Private equity groups typically invest in companies through leveraged buyouts where the purchase is paid primarily with debt.
Many observers have been growing worried that low interest rates make it possible for those investors to borrow too much.
While acknowledging that German banks were exposed primarily to less risky deal debt and that those involved had taken measures to avoid problems, Sanio warned: "That has not yet had to stand the test of tough times."
Sanio said few were able to decipher who was at risk in such deals and warned that private equity investors were operating in unknown territory.
"I ask myself how even basic market discipline should work here," he said.

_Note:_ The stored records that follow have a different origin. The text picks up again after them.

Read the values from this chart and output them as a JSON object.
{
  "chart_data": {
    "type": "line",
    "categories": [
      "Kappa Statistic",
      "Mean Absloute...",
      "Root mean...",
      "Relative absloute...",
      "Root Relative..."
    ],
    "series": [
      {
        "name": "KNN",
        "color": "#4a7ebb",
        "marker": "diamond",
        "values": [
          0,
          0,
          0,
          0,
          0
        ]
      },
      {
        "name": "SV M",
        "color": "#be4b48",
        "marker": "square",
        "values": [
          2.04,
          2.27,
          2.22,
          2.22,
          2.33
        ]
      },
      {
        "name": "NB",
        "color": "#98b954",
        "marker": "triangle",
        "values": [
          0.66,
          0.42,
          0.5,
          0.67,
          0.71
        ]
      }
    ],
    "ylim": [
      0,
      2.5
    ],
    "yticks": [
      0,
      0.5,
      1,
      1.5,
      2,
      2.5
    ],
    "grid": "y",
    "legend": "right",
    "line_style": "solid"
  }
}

He added: "If those target companies ever run into trouble, hopefully no bank will discover that they oversaw one or other risk that are in such highly complex (deal) constructions."
Private equity firms have always downplayed talk of borrowing risks.
But they have come under increasingly close public scrutiny as the size of their investment funds have steadily grown.
Last year, one of Germany's biggest listed companies, tire maker Continental, said it had been approached by such an investor interested in a takeover.
Private equity firms have received a hostile reception from some in Germany. The country's now deputy chancellor Franz Muenterfering once likened the tactics of some financial investors to that of locusts.
Politicians have since talked about the need for a private equity law to regulate their behaviour, and German Finance Minister Peer Steinbrueck hopes to put forward proposals soon.